It’s time to “pass from a vision — although laudable — linked to our Church and to the Catholic world, to “an authentically ecumenical breath,” said Archbishop of Bari-Bitonto Francesco Cacucci, to Vatican News on July 2, 2018.
In a few days, Pope Francis will go to this region for the Ecumenical Day of Reflection and Prayer on the Situation of the Middle East, which he convoked at Bari, in Puglia, southern Italy, for Saturday, July 7, 2018. During the Angelus in St. Peter’s Square on July 1, the Pope mentioned this event and asked “all to accompany this pilgrimage of peace and unity with prayer.”
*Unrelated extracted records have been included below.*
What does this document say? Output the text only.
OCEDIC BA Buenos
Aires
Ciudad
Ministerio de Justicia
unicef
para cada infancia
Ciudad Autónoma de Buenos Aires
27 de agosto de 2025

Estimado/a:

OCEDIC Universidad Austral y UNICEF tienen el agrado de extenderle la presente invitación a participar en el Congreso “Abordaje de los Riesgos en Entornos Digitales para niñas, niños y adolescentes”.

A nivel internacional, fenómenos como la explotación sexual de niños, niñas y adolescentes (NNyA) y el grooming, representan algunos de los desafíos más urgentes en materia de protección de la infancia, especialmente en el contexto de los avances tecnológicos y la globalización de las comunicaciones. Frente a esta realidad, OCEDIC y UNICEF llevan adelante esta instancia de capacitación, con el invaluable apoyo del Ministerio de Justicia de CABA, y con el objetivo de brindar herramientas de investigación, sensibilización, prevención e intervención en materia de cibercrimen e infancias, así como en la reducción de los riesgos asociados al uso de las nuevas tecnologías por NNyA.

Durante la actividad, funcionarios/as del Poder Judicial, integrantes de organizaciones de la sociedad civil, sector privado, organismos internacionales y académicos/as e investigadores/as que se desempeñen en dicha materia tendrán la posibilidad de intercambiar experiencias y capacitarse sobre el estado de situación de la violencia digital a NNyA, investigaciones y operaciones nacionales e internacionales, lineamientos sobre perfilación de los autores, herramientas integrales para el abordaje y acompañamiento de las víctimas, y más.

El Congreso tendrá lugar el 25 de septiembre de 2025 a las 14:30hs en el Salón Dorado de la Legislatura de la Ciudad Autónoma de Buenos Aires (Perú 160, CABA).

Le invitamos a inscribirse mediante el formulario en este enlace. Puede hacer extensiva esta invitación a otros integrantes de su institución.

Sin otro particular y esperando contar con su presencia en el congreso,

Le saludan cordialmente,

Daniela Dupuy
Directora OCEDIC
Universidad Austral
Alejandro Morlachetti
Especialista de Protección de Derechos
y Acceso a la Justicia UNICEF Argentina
Speaking of the need for an “authentically ecumenical breath,” Archbishop Cacucci explained: “I refer to the possibility of combining an ecumenical vision of the Christian Churches and the particular attention to the Middle East, to pray for peace, but also to be close to our Christian brothers and sisters who live in suffering,” he said.
“The other Communities will be present and will live this event of July 7 with a great participation. We have constant meetings with brothers of other Confessions,” he explained. This prayer for peace, “isn’t an event which only concerns the local Church of Bari, but the whole region,” he added.
“The ecumenical path isn’t an improvised path, “ stressed the Archbishop of Bari-Bitonto. “Immediately after Vatican Council II, Archbishop Nicodemus — the Archbishop at the time — returning form the Council, opened the crypt of Saint Nicholas to the Orthodox with a chapel and an iconostasis consecrated to him. It was the first act of its kind at the world level,” he said.
So “the voyage is continued through a permanent dialogue with the other Christian Confessions, but especially with the Eastern world, which is constantly here at Saint Nicholas to venerate the relics.” The Archbishop stressed the large “presence of the Russian world” at Bari, but also of “all the Eastern world” as well as of the “Anglican Church” and of the Evangelical Churches.”
The city of Bari lives this ecumenical breath in daily life, he said. “It would suffice to come on Sunday mornings here, to Old Bari, to admire the colorful clothes worn by the faithful of the different Christian Communities. I think of the Ethiopians, the Eritreans, of — among others — the Georgians who celebrate their liturgy in the churches of Old Bari, in our Catholic churches, which I wish to put at the disposition and offer to these brothers. When Patriarch Bartholomew I came to Bari in December 2016, we offered him a church dedicated to the Sacred Heart in the center of the city,” he added.
Personally, Archbishop Cacucci regards as “a gift” the event organized at Bari. “I was ordained Bishop 31 years ago during a session of the Mixed Catholic-Orthodox Commission held at Bari with Cardinal Willebrands and the Metropolitan of Melbourne, Stylianos. The principal leaders of the Catholic and the Orthodox Churches were present. This event marked my life, so I’ve always lived in the light of Saint Nicholas, who is the Saint of unity and, I stress, not only of the unity between Catholics and Orthodox, but also with the Evangelical Churches. The choice of Bari was a decision of the Pope, which I received with gratitude and enthusiasm,” he concluded.